The ISR induction contributes to palmitate-induced hepatotoxicity.

To determine the critical role of ISR activation in palmitate-induced hepatotoxicity, we first treated AML12 and HepG2 cells with ISRIB, an ISR inhibitor, for 2 hours before the palmitate challenge. Cell death was measured after 16 hours using an LDH release assay kit. ISR inhibition almost completely prevented palmitate-induced cell death in hepatocytes (Figs. 3A & B). Next, to assess the role of ATF4 upregulation in palmitate-induced cell death, we genetically knocked down ATF4 in AML12 cells using Atf4-targeted siRNA, followed by exposure to palmitate for 16 hours. As shown in Figs. 3C-E, genetic knockdown of ATF4 attenuated palmitate-induced cell death in AML12 cells. A similar protective effect of Atf4 siRNA knockdown was observed in HepG2 cells (Fig. 3F). It has been well-documented that during ISR, eIF2α is phosphorylated by one of four well-established upstream kinases, including protein kinase R (PKR), PKR-like ER kinase (PERK), heme-regulated inhibitor kinase (HRI), and general control nonderepressible 2 (GCN2) in response to different upstream stimuli(23). To further confirm the role of ISR induction in palmitate-induced lipotoxicity, we examined the effects of inhibiting each individual upstream kinase on palmitate-induced cell death. Our data demonstrated that inhibiting these four kinases provides varying degrees of protection against cell death induced by palmitate (Figs. 3G-R). Specifically, inhibition of PERK and GCN2 significantly attenuated the induction of p-eIF2α and the subsequent upregulation of ATF4 (Figs. 3H, I, and N), whereas inhibition of PKR and HRI exhibited notably weaker effects (Figs. 3J, O-Q). Intriguingly, despite their differential impacts on p-eIF2α and ATF4 levels, inhibition of each of these four kinases provided varying degrees of protection against palmitate-induced cell death (Figs. 3K-M, R). This discrepancy suggests that, beyond their roles in ISR activation, these kinases, particularly HRI, may promote palmitate-induced cell death through additional mechanisms. Nevertheless, our findings collectively demonstrate that ISR activation plays a mechanistic role in palmitate-induced lipotoxicity.

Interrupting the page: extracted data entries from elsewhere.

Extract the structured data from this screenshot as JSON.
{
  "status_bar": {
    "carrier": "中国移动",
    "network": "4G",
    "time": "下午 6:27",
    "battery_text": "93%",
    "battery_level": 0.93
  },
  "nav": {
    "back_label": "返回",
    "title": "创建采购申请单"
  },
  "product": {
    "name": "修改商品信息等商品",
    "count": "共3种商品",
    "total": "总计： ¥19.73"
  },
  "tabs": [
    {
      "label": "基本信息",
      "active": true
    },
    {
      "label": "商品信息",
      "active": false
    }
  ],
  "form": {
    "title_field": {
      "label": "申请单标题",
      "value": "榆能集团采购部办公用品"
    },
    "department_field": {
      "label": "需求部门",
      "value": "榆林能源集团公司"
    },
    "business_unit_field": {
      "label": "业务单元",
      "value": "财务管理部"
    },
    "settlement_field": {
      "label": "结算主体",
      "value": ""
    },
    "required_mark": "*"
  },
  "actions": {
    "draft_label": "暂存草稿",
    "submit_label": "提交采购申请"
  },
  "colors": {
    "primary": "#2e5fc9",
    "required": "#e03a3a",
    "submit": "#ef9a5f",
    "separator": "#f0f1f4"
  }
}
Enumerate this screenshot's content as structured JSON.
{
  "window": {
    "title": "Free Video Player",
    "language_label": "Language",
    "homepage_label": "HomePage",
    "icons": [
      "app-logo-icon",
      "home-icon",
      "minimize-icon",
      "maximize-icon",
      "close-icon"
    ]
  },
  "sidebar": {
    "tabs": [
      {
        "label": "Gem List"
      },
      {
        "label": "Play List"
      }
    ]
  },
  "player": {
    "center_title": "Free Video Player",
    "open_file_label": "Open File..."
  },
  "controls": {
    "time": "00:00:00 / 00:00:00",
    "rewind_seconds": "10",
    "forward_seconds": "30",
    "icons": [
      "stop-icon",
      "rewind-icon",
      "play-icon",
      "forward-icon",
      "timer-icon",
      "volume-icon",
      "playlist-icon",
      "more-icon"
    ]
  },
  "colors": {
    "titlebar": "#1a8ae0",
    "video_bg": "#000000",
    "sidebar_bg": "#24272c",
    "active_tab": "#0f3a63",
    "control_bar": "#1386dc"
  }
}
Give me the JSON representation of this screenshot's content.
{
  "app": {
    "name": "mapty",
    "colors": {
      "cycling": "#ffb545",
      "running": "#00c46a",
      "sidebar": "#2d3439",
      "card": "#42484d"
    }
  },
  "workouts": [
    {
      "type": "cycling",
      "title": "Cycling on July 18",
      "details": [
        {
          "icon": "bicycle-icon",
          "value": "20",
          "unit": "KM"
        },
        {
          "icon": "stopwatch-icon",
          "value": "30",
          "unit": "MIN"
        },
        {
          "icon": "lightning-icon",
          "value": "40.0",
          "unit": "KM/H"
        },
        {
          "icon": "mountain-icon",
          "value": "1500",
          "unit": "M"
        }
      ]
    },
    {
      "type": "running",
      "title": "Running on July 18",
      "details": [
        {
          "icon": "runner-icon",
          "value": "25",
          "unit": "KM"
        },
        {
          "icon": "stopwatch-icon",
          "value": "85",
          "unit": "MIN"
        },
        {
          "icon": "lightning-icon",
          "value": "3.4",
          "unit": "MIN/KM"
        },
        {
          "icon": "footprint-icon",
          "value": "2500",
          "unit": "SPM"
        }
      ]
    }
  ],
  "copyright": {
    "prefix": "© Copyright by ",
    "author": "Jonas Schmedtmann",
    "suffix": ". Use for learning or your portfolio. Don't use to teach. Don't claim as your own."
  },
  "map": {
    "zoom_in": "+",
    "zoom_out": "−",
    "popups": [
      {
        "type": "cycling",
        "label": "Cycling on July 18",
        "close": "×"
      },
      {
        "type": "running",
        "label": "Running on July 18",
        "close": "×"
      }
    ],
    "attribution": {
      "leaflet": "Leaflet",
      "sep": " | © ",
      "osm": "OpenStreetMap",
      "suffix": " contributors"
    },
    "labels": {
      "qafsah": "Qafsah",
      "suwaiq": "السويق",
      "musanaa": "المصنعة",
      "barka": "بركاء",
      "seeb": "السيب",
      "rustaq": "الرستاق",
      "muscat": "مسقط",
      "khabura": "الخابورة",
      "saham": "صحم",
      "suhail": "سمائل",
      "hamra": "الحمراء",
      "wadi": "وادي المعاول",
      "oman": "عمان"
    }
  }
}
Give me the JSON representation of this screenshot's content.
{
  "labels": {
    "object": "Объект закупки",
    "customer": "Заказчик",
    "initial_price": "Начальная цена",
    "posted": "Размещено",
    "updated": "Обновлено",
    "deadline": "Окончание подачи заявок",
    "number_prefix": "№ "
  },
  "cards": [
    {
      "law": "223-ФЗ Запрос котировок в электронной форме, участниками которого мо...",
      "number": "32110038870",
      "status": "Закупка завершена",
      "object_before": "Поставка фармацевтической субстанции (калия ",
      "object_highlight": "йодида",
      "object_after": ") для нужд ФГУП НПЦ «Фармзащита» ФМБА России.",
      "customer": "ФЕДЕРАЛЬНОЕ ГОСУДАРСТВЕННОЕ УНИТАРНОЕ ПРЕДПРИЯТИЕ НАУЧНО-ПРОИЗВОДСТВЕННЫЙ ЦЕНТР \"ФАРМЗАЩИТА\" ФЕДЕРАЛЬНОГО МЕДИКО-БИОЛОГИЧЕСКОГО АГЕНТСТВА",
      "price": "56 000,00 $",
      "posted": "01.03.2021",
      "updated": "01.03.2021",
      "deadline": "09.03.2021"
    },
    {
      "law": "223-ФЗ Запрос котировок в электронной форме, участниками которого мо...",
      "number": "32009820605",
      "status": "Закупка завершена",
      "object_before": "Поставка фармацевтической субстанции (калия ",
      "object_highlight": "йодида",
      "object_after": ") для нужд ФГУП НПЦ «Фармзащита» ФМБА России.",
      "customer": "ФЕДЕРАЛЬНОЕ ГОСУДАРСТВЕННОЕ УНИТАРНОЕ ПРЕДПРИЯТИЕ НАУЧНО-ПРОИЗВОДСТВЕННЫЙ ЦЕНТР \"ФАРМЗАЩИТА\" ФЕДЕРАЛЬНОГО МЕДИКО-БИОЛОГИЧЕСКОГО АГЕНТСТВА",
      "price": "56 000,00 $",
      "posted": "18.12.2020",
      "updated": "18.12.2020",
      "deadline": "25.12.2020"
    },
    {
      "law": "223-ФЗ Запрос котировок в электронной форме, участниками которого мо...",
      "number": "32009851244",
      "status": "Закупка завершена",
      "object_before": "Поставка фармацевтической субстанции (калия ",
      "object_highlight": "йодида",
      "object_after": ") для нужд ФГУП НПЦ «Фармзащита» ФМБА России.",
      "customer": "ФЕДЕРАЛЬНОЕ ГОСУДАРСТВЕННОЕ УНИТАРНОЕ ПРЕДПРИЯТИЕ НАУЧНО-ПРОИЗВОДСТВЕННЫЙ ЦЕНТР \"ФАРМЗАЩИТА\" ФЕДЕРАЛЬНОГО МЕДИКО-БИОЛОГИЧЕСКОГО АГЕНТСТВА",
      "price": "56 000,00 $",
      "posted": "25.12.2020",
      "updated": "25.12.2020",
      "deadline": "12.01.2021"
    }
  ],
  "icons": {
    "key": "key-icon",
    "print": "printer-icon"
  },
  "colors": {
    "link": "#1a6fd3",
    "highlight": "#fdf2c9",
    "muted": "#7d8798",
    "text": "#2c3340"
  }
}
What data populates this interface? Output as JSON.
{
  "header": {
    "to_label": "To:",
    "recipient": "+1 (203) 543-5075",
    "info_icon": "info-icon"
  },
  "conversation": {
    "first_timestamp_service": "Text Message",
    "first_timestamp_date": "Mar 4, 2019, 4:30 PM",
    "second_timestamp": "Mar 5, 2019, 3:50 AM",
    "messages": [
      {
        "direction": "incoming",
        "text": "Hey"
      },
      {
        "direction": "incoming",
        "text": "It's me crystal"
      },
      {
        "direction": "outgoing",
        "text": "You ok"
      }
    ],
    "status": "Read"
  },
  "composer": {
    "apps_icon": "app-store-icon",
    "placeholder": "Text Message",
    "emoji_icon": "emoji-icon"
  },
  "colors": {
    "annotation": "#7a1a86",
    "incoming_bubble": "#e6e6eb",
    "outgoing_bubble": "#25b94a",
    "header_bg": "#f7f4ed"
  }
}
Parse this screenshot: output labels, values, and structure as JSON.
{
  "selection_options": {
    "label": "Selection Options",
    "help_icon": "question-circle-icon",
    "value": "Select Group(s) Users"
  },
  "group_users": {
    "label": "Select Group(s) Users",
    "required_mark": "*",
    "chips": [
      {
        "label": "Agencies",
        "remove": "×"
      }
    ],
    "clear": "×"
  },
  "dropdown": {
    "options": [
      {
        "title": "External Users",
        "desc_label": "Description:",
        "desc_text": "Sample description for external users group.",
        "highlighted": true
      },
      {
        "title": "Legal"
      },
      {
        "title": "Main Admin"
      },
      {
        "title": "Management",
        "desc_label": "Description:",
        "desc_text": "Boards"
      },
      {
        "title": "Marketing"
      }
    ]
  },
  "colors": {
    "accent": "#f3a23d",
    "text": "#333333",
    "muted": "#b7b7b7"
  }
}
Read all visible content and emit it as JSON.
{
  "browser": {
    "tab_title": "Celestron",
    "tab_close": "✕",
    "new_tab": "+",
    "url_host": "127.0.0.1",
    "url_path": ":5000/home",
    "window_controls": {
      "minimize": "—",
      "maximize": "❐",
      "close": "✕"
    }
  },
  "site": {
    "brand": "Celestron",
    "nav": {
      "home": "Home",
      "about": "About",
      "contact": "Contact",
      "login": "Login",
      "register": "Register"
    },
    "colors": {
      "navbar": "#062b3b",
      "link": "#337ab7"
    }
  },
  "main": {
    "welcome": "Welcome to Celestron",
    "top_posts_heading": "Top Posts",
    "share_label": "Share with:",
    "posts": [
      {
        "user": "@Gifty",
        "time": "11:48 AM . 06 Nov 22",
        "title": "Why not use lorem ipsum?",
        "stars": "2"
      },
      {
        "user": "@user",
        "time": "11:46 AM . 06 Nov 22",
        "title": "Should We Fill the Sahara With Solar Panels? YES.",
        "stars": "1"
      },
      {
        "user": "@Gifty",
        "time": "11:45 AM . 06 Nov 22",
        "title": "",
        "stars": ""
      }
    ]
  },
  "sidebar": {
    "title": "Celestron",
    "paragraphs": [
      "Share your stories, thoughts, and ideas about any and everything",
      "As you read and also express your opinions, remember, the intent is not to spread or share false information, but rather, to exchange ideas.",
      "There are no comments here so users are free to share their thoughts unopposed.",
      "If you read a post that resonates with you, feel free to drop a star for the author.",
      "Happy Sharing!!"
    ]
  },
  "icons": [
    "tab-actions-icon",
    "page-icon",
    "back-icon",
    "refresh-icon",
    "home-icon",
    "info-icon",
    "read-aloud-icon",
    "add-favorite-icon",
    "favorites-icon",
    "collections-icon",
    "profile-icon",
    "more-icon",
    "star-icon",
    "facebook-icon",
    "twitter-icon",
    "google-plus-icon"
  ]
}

Fig. 3. The ISR induction contributes to palmitate-induced hepatotoxicity.

Fig. 3

(A, B) The cell death of AML12 and HepG2 cells was determined 16 h later by LDH release measurement. ISRIB treatment rescued the hepatocyte death induced by palmitate. (C, D) AML12 cells were transfected with either scramble siRNA or Atf4 siRNA (si-Atf4) for 24 h before palmitate exposure (0.4 mM) for 16 h. qRT-PCR and Western blot analysis of ATF4 expression. (E, F) ATF4 gene knockdown alleviated palmitate-induced cell death in AML12 and HepG2 cells, determined by LDH release. (G) The schematic illustration of four canonical upstream kinases. (H-M) AML12 cells were pretreated with GSK-2606414 (PERK inhibitor, 10 μM), GCN2 inhibitor (GCN2-IN, 10 μM), or PKR inhibitor (PKR-IN, 10 μM) for 2 h before palmitate addition (0.4 mM). Protein abundances of phosphorylated and total eIF2α were detected by Western blot, and cell death was determined 16 h later by LDH release. (N) Protein abundances of ATF4 were detected by Western blot. (O) The transfection efficiency of HRI siRNA in AML12 cells was assayed by qRT-PCR. (P-R) AML12 cells were transfected with either scramble siRNAor HRI siRNA (si-Hri) for 24 h before palmitate exposure (0.4 mM) for 16 h. The eIF2α phosphorylation and ATF4 expressions were detected by Western blot, and cell death was determined by LDH release. *p < 0.05 and **p < 0.01 indicate statistically significant differences.

mTORC1 is an upstream signal contributing to palmitate-triggered ISR activation.

Based on our observations that inhibition of both mTORC1 and the ISR protects against palmitate-induced lipotoxicity, we postulated that these two pathways are closely interconnected. To investigate whether mTORC1 activation acts as an upstream regulator of ISR induction in response to palmitate exposure, AML12 cells were pretreated with rapamycin, a mTORC1 inhibitor, for 2 hours prior to a 16-hour exposure to palmitate. As shown in Figs. 4A & B, mTORC1 inhibition almost eliminated the palmitate-induced increase in eIF2α phosphorylation and significantly blunted ATF4 upregulation. The notion was further supported by the subsequent animal studies in which male C57BL/6 mice were administered rapamycin (5 mg/kg BW/day, ip) for 9 days. As shown in Figs. 4C & D, rapamycin administration substantially reduced eIF2 phosphorylation and ATF4 expression in the mouse liver. Taken together, these observations indicate that mTORC1 functions as an upstream kinase mediating ISR initiation following palmitate exposure in hepatocytes.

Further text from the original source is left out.